Na opinião dela, "é preciso mais liberdade para o professor, para que ele tenha mais autonomia".
Um tipo de liberdade que o professor tem cada vez menos por aqui, segundo especialistas e os próprios estudantes brasileiros ouvidos pelo Pisa. Menos da metade disse que o professor muda a aula se houver problemas como, por exemplo, se a maioria dos estudantes não entender a matéria.
Sistemas de ensino como o finlandês estão baseados justamente nos alunos, adaptando as aulas e os projetos de acordo com os interesses, as habilidades e as dificuldades deles.
"É claro que a formação fraca do professor colabora para o baixo desempenho. E muitos deles fazem faculdades particulares. Mas é apenas um dos fatores", diz Amabile Pacios, diretora da Federação Nacional das Escolas Particulares (Fenep).

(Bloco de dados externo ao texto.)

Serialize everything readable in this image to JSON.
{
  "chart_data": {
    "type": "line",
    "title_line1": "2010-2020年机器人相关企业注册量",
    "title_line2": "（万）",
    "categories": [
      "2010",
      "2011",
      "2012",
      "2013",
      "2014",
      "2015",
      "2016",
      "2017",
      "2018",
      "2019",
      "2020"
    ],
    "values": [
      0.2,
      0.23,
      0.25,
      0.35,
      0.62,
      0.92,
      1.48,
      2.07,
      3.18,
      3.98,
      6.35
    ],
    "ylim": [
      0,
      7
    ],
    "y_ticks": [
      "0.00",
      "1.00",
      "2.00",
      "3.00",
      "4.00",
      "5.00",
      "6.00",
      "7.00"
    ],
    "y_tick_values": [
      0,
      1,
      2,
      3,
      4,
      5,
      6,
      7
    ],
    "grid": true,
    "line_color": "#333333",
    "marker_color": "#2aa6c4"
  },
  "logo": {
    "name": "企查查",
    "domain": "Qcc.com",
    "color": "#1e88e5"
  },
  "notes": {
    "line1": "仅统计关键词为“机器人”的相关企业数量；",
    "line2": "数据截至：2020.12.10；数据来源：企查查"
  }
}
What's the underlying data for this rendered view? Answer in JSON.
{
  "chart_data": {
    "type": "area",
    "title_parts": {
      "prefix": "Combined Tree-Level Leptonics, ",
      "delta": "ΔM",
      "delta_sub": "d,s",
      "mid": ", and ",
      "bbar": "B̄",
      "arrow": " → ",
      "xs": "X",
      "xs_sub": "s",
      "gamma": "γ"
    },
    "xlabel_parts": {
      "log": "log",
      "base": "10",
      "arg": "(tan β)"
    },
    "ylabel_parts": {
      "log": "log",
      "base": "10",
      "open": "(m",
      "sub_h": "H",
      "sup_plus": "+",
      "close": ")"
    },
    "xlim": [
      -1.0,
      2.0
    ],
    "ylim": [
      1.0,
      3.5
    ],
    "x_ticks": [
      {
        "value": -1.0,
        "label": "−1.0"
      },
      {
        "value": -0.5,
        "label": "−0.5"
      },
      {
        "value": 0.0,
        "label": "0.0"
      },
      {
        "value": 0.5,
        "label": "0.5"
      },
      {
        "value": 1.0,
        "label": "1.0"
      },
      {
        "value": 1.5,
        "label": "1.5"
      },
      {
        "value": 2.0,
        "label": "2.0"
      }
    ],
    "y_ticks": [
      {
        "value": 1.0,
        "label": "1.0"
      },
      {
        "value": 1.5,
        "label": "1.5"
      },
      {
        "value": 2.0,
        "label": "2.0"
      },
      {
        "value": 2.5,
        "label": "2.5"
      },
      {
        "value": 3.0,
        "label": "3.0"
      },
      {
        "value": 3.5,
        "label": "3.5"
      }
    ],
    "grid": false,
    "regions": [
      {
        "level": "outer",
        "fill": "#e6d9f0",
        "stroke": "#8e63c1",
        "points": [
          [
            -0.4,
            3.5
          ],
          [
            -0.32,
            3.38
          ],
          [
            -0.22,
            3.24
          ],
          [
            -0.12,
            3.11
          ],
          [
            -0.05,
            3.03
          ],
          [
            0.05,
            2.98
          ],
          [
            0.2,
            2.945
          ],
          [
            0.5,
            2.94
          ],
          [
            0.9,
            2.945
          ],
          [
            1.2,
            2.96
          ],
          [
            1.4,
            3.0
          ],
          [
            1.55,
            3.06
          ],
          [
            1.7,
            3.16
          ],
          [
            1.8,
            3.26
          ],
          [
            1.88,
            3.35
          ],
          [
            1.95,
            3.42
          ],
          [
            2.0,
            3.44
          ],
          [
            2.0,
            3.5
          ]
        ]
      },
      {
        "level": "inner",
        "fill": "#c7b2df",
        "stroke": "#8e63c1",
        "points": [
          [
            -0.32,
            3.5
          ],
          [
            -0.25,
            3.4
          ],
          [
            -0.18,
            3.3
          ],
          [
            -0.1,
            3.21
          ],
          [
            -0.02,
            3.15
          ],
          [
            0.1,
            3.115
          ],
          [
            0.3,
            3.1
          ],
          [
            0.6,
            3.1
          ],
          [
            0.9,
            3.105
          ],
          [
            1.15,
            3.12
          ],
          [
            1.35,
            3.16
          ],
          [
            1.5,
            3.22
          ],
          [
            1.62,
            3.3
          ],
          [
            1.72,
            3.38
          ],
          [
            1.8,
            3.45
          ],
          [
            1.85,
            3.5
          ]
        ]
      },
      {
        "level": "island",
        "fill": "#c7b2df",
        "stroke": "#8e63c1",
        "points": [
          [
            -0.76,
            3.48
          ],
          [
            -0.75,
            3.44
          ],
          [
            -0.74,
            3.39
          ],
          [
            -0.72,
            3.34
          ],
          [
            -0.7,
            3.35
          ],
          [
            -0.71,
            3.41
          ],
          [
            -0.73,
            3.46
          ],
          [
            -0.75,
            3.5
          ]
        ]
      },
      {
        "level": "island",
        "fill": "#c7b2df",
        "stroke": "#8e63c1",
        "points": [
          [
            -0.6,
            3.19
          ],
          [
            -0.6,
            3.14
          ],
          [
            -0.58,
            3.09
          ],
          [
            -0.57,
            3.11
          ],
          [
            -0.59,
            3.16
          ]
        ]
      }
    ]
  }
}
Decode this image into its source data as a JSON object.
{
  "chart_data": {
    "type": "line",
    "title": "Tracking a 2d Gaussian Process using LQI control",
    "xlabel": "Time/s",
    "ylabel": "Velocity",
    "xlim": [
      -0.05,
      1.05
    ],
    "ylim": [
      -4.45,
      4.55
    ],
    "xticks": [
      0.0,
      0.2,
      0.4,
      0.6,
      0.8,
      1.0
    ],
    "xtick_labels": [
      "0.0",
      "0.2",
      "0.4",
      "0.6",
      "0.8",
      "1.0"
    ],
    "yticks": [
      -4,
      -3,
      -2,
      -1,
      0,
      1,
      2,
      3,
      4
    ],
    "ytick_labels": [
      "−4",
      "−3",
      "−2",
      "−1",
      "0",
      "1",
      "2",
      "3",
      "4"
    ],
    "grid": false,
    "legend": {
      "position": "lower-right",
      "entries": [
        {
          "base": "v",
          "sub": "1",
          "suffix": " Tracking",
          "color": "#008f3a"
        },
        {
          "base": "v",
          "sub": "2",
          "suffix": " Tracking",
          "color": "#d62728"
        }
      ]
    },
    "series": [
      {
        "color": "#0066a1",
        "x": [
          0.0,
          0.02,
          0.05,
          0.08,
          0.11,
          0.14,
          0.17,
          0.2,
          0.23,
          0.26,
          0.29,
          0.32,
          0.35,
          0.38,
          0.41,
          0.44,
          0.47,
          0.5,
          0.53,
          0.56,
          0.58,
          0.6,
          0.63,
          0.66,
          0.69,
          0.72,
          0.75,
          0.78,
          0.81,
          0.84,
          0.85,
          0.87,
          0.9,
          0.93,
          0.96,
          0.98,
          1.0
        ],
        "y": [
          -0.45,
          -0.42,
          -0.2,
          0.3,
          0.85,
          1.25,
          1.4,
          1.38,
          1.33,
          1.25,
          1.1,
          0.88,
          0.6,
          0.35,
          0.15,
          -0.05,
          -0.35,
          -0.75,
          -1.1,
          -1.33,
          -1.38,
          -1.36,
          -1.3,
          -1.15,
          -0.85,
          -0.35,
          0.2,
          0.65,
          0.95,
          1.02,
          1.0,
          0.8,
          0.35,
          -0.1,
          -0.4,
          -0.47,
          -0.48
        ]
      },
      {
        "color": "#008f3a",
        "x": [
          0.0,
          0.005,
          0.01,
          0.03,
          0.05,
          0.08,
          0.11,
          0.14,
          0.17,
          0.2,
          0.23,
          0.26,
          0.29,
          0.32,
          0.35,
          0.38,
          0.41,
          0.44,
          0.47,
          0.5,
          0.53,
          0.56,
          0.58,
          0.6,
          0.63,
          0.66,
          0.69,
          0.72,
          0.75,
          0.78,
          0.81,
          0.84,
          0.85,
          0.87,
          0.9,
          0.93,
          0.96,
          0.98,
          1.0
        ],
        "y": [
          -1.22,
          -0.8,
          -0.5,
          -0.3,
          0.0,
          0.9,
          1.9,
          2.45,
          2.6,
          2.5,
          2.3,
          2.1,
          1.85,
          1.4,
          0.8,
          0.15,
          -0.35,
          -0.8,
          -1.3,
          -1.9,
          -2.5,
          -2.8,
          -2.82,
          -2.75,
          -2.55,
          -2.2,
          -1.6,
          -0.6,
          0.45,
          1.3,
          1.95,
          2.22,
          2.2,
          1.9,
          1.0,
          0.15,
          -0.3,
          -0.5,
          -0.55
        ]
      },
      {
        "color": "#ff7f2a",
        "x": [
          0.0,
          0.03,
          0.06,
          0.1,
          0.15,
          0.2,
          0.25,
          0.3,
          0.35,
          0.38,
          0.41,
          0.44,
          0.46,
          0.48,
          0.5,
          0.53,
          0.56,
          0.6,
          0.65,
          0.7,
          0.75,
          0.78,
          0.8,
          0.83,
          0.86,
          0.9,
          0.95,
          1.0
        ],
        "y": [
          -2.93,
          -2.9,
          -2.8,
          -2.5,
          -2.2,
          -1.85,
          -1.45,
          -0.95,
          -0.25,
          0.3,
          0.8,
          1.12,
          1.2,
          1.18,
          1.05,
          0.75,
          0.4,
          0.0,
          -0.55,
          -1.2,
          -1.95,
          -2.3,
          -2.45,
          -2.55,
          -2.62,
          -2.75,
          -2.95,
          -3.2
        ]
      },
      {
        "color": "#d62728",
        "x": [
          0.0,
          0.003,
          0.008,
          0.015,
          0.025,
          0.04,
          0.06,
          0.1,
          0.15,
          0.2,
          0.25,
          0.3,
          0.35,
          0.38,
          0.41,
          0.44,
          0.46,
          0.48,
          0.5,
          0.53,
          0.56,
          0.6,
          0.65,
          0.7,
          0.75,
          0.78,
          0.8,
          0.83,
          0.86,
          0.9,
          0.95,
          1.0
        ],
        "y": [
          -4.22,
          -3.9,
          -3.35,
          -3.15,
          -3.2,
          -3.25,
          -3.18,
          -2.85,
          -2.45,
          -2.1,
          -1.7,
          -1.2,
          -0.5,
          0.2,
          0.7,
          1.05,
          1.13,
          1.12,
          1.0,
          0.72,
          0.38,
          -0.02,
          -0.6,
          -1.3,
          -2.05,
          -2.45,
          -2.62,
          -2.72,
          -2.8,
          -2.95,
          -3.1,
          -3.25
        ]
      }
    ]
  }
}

"O que vivemos hoje é um currículo muito extenso e totalmente engessado. Não há tempo para o professor usar cinco aulas elaborando um conceito ou dando a aula a partir da espontaneidade da experimentação dos alunos. Temos de dar conta de um conteúdo gigantesco e maluco imposto pelo governo e, dessa maneira, não há tempo para acompanhar o feijãozinho nascer", afirmou, referindo-se ao experimento comum que as crianças mais novas fazem, com tempo, na escola.
Ciência e laboratórios
Na edição divulgada este ano, o Pisa deu ênfase à prova de ciências que, segundo Amabile, é uma área particularmente problemática.
"O ensino de ciência aqui é muito desprezado. E , como o conteúdo acaba se tornando muito maçante, as crianças se desinteressam."
Questionada sobre se as escolas particulares, especialmente as que têm laboratórios, por exemplo, não conseguiriam driblar essa morosidade com experimentos e projetos propostos pelos alunos, Amabile diz que a falta de tempo também impede essa abordagem.
A diretora cita outro prejuízo que, em sua opinião, prejudica a performance dos alunos: "A escola precisa ouvir a comunidade em que está inserida e, assim, tratar sua proposta pedagógica de acordo, para que aquilo faça sentido para o aluno".